Rights groups on Tuesday said it was likely that civilians were among 34 people killed by the military last week in what was termed a battle against separatist militants.
The clashes took place in the Kalat district of Balochistan province, where the government has been battling a separatist insurgency since 2004. “Security forces have killed 34 terrorists after three days of fighting in the Johan area of Kalat,” Balochistan Home Minister Sarfaraz Bugti told reporters in Quetta on Saturday. But the Human Rights Commission of Pakistan said it was “distressed” at the denial of access to the bodies of the dead, raising the possibility a “high number of civilian casualties” occurred.
The Voice for Baloch Missing Persons, another rights group, said it had spoken to some relatives of the dead who disputed the official story of a gunbattle. Instead, the group said, the deceased were farmers who were traveling with their families and animals when they were arrested by authorities, taken away and killed.

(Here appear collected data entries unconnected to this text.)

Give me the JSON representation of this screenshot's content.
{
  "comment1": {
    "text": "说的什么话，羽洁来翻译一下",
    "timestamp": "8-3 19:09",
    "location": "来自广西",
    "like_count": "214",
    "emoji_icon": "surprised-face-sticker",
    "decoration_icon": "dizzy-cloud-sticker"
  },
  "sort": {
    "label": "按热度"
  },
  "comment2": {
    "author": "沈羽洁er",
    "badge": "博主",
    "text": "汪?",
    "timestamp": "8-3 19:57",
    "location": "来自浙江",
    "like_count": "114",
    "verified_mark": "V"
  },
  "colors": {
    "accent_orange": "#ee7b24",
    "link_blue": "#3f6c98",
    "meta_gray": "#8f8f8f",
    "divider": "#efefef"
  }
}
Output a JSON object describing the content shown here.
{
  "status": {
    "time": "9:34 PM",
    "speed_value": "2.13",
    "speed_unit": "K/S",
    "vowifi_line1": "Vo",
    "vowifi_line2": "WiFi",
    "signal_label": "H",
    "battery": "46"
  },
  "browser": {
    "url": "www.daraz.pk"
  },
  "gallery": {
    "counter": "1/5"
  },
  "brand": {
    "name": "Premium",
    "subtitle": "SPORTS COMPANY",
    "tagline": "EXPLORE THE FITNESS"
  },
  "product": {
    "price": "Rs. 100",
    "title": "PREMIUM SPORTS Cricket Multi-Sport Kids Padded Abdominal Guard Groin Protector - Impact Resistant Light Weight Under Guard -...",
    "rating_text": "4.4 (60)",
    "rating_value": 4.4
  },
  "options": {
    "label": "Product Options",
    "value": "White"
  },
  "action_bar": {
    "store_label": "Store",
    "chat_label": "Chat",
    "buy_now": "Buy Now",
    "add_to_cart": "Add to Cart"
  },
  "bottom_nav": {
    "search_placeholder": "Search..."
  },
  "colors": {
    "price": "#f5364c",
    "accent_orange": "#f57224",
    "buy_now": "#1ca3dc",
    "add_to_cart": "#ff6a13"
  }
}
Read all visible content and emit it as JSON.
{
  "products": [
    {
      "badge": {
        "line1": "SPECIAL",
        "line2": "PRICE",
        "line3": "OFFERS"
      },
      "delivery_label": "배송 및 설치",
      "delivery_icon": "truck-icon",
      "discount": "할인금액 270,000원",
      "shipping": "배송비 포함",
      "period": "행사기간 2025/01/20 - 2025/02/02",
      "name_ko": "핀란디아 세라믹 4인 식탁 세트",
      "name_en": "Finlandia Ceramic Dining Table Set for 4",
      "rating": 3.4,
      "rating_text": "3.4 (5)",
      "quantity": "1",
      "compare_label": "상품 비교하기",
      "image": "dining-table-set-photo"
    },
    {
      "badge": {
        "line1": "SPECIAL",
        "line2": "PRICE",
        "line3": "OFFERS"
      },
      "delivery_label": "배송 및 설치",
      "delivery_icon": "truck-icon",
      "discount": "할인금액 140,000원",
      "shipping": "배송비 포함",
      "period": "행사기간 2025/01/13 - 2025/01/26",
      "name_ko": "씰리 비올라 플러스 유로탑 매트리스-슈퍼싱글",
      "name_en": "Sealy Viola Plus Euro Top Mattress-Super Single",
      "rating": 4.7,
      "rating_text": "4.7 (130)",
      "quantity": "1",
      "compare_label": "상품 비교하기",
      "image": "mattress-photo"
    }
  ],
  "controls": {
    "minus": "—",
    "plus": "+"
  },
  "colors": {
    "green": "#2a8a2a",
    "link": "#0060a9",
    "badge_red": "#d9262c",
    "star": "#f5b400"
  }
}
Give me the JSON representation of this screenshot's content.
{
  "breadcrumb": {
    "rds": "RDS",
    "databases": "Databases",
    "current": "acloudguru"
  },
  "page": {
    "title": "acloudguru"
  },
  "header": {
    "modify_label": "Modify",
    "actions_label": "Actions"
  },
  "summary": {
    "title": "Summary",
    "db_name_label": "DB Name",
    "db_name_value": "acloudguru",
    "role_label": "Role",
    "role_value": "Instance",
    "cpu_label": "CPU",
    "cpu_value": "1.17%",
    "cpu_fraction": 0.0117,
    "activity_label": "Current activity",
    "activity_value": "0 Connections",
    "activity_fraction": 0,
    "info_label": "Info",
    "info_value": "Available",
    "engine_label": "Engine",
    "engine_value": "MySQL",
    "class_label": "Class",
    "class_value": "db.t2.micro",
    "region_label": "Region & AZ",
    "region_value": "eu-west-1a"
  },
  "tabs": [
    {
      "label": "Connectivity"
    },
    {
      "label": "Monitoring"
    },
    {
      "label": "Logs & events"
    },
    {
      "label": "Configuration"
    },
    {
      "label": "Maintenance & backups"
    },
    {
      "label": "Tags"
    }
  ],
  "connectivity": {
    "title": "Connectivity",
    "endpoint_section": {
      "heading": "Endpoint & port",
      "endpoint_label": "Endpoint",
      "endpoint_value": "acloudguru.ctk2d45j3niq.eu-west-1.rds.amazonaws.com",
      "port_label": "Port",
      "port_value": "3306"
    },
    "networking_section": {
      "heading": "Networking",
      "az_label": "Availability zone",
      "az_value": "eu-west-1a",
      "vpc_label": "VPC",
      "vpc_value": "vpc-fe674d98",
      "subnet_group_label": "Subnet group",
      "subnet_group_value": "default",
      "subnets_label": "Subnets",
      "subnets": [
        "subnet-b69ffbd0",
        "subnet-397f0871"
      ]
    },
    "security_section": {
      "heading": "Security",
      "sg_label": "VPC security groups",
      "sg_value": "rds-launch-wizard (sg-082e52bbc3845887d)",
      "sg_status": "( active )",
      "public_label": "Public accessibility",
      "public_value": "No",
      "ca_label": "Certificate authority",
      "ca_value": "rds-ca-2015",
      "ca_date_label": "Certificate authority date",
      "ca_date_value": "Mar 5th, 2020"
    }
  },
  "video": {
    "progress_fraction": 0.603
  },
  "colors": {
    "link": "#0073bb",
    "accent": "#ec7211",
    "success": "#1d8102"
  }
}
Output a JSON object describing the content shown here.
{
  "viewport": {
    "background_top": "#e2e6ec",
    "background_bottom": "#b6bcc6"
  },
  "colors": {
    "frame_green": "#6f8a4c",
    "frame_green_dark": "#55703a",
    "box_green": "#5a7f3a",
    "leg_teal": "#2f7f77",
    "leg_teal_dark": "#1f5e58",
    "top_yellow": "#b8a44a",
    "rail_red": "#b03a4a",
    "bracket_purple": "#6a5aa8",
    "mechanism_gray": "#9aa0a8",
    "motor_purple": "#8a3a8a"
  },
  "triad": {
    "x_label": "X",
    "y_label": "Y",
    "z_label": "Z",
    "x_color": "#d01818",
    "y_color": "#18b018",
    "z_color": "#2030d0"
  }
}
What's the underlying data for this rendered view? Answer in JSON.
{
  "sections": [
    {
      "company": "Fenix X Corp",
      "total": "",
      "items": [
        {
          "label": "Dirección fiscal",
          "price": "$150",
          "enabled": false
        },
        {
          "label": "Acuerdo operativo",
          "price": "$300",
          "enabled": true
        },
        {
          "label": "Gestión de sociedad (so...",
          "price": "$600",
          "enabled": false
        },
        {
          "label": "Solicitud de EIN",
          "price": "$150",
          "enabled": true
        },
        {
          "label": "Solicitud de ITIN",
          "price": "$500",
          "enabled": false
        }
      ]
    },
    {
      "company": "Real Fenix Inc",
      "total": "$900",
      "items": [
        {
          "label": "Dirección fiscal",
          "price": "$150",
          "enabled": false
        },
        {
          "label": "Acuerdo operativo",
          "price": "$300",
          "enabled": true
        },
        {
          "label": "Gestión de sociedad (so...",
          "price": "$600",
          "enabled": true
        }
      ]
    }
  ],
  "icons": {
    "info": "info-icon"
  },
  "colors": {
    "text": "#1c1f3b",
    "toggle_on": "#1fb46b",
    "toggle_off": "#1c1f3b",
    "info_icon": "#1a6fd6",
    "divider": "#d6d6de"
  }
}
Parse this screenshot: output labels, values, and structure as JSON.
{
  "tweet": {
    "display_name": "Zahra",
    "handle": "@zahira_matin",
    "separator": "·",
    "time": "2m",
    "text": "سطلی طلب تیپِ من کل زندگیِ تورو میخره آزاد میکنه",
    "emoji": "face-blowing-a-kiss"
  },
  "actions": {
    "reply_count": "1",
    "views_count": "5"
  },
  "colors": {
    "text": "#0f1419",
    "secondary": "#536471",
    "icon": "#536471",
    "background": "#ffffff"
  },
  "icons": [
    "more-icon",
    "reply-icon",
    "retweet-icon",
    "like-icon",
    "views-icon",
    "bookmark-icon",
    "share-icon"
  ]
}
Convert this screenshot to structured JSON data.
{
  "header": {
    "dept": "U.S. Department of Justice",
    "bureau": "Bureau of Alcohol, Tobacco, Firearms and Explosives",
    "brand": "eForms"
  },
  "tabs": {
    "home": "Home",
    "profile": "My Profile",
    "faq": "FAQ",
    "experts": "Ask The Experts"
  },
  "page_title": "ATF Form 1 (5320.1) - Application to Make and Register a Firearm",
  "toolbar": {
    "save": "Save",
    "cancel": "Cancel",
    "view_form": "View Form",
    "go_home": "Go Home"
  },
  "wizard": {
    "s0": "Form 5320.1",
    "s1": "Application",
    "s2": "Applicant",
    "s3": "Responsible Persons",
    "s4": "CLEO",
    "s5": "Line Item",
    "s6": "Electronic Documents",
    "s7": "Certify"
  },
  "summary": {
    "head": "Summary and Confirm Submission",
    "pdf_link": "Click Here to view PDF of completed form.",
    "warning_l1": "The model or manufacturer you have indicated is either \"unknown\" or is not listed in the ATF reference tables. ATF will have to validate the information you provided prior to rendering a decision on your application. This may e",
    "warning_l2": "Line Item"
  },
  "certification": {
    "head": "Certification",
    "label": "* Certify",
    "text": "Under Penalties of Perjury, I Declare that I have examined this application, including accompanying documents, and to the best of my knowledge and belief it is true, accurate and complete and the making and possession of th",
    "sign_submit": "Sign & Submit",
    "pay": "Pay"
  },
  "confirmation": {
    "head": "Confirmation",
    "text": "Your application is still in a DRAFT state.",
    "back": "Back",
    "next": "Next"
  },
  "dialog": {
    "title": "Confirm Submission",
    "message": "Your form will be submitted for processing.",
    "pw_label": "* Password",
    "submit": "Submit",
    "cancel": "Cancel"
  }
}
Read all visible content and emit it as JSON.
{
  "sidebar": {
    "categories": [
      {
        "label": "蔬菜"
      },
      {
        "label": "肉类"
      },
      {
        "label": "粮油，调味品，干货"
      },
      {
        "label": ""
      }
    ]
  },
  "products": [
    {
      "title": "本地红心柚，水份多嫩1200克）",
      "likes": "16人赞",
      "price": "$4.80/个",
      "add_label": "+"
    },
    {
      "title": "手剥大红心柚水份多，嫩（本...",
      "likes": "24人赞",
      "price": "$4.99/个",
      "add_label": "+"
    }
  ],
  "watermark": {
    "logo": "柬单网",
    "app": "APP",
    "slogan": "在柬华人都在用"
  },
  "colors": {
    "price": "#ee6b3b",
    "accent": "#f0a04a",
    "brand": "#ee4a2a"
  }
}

In addition to fighting an Islamist insurgency in northwest border regions, Pakistan’s military is battling to stamp out the separatist rebellion in Balochistan. The resource-rich province is also Pakistan’s most impoverished, with residents complaining that the lion’s share of its wealth is siphoned off by the federal government. Rights groups accuse the military of gross abuses, including a policy of “killing-and-dumping” the bodies of independence activists including intellectuals and students.
In July 2014 the military said it had killed “34 terrorists” in airstrikes in the Shawal Valley of North Waziristan in the northwest. But multiple residents contacted by AFP contradicted the account and said around 30 women and children were among the dead.